On appeal, the Sixth Circuit examined Section 1692k(a), which states that “any debt collector who fails to comply with any provision of [the FDCPA] with respect to any person is liable to such person.” The question, of course, was whether Anarion qualified as such a “person.” According to the Sixth Circuit, the answer lies in the federal Dictionary Act, which provides that “[i]n determining the meaning of any Act of Congress,” the word “person” includes artificial entities “unless the context indicates otherwise.” 1 U.S.C. § 1. The Sixth Circuit noted that there was “plenty of relevant context,” but concluded that the context favored a broad reading of the word “person” to include corporate entities. The basis for this reading lies in the fact that the FDCPA uses the word “person” in numerous instances which might be read to include corporate entities, particularly when using the term to refer to creditors and debt-collectors who are regulated by the Act. Therefore, the opinion concludes, the context does not provide support for an interpretation contrary to the Dictionary Act’s directive to include corporate entities as a “person.”
The dissenting judge took a more nuanced approach, and found the requisite “context” needed to trump the Dictionary Act in the overall history and purpose of the FDCPA. Citing congressional reports and legislative history, the dissent explains that the FDCPA was specifically enacted to come to the aid of individuals who were being victimized by unscrupulous debt collectors. In the dissent’s view, the FDCPA is a consumer protection law meant to protect consumers. In this “context,” allowing a corporate entity to bring claims under the Act runs afoul of the very purpose of the FDCPA’s enactment in 1977.
Importantly, the Court recognized that an entity’s status as a “person” does not necessarily entitle it to FDCPA protection: “[N]othing in our decision today means that Anarion can bring suit under the FDCPA. The district court’s opinion answered only one question, and thus so does ours: whether Anarion is a ‘person’ under the Act.” A corporate FDCPA plaintiff would still have to meet other requirements in the Act, including showing that the debt in question was a consumer debt. As the Court noted, “Normally  businesses will not have any basis to bring an FDCPA claim.”
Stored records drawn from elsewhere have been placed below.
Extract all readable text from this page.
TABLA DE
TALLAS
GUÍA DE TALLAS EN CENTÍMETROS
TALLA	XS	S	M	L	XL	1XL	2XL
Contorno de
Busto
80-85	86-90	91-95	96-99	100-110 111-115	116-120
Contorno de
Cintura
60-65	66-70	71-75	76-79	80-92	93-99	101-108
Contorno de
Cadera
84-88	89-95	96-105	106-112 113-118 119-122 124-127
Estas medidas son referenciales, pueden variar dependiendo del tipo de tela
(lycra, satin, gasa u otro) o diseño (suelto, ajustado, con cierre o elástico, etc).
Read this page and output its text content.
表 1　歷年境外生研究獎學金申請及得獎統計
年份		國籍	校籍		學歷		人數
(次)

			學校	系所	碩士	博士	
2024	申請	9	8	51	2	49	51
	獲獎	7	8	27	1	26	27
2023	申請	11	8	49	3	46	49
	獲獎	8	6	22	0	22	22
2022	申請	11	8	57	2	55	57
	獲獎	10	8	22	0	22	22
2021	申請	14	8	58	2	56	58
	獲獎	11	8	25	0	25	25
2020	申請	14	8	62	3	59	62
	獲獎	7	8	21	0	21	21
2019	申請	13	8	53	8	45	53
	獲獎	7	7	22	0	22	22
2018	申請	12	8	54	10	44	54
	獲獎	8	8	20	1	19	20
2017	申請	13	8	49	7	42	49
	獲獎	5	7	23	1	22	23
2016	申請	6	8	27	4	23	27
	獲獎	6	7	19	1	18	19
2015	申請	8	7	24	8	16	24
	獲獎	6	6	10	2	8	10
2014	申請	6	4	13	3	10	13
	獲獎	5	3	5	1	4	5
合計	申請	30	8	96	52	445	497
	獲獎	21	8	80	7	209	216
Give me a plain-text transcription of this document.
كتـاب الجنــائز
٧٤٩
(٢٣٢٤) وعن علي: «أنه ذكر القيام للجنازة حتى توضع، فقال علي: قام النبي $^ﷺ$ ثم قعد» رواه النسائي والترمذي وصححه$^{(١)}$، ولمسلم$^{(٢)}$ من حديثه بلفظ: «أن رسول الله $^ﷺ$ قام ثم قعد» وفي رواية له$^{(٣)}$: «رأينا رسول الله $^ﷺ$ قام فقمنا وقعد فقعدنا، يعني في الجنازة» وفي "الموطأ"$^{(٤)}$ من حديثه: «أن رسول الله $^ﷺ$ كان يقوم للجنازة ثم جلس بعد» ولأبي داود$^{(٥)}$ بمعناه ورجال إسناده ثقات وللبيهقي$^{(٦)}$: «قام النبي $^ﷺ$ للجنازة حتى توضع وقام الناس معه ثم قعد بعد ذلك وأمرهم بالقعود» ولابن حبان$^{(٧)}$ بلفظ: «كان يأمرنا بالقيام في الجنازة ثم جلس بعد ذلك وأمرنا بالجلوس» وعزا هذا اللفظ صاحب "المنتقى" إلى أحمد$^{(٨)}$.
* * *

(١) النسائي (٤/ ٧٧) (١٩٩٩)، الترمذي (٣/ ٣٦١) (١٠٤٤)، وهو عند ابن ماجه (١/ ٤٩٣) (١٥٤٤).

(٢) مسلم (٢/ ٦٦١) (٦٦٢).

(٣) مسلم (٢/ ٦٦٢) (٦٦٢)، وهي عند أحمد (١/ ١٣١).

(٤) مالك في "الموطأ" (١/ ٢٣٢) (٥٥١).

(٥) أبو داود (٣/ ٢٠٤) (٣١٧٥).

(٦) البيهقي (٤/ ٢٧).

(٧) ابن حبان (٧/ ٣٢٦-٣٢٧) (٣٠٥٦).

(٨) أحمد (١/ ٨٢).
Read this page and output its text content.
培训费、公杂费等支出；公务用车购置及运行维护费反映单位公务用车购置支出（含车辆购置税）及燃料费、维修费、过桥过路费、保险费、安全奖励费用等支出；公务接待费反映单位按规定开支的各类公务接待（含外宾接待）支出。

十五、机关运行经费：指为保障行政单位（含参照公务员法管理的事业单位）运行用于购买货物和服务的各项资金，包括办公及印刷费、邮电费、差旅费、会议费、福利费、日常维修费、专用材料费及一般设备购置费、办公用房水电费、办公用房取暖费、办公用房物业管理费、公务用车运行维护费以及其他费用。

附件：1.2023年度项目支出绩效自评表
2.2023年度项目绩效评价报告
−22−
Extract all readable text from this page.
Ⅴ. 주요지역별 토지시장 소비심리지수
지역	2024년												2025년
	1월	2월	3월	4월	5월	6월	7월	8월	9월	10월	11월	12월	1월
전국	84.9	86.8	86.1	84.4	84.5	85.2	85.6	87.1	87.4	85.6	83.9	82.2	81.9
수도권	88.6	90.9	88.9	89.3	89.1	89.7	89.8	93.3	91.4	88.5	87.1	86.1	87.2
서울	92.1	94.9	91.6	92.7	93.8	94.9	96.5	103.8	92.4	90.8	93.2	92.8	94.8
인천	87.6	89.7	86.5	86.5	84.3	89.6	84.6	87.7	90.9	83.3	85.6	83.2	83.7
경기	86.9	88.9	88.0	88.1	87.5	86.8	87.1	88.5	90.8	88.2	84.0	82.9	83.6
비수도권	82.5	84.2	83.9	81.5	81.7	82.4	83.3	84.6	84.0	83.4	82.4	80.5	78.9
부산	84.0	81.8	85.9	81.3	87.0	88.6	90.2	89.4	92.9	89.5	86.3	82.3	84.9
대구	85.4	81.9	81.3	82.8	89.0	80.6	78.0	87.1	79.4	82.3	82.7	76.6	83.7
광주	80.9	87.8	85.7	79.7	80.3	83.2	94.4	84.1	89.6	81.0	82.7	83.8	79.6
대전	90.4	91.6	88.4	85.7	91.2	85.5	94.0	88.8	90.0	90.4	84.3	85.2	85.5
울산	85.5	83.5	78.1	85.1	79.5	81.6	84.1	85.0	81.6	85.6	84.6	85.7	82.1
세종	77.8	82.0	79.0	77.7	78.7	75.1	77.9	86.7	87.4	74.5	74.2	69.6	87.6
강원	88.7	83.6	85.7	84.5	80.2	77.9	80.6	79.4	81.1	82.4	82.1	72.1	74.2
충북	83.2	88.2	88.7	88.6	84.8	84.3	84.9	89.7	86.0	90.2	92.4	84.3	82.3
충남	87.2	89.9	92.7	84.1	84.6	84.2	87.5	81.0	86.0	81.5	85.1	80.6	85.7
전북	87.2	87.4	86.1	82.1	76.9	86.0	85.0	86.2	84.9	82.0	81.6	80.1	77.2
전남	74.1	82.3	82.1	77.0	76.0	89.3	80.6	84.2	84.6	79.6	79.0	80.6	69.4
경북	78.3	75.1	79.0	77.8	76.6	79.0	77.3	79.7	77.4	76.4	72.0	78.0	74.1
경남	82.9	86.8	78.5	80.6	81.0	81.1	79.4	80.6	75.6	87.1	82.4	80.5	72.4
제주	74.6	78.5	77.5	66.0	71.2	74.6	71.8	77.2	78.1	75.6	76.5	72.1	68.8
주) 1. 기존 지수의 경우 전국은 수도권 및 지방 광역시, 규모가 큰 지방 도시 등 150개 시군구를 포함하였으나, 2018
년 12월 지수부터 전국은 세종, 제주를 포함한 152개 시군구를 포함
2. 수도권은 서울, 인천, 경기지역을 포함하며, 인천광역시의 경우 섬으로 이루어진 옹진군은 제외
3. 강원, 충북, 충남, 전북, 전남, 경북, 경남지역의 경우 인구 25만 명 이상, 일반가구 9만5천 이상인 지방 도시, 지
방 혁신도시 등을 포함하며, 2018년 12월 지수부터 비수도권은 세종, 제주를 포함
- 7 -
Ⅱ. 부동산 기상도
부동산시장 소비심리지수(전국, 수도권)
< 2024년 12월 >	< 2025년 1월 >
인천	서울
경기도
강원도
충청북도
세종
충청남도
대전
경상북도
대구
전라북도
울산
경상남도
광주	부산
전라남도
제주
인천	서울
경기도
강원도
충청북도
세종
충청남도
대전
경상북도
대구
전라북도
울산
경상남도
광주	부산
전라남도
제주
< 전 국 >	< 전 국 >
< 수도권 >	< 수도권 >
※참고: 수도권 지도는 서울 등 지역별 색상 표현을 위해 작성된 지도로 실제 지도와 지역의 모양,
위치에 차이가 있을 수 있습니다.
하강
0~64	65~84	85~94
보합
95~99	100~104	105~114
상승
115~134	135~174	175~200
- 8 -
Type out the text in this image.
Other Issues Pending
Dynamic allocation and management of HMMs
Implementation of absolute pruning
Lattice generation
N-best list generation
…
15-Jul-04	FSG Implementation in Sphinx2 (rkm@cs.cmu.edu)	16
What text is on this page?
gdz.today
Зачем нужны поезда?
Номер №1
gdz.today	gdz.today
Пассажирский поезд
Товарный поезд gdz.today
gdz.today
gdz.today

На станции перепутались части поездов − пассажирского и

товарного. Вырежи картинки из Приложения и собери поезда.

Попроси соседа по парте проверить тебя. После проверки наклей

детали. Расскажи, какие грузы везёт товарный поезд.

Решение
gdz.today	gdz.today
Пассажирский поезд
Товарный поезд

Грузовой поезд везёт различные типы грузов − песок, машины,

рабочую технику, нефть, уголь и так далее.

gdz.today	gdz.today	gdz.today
Even though the ruling may not be as harsh to FDCPA defendants as it seems at first blush, it could still have far-reaching effects. These days, when foreclosures and debt collection-related lawsuits often involve numerous other parties beside the original creditor and debtor, it’s not difficult to imagine how this decision will provide debtors and their counsel additional opportunities to bring FDCPA claims.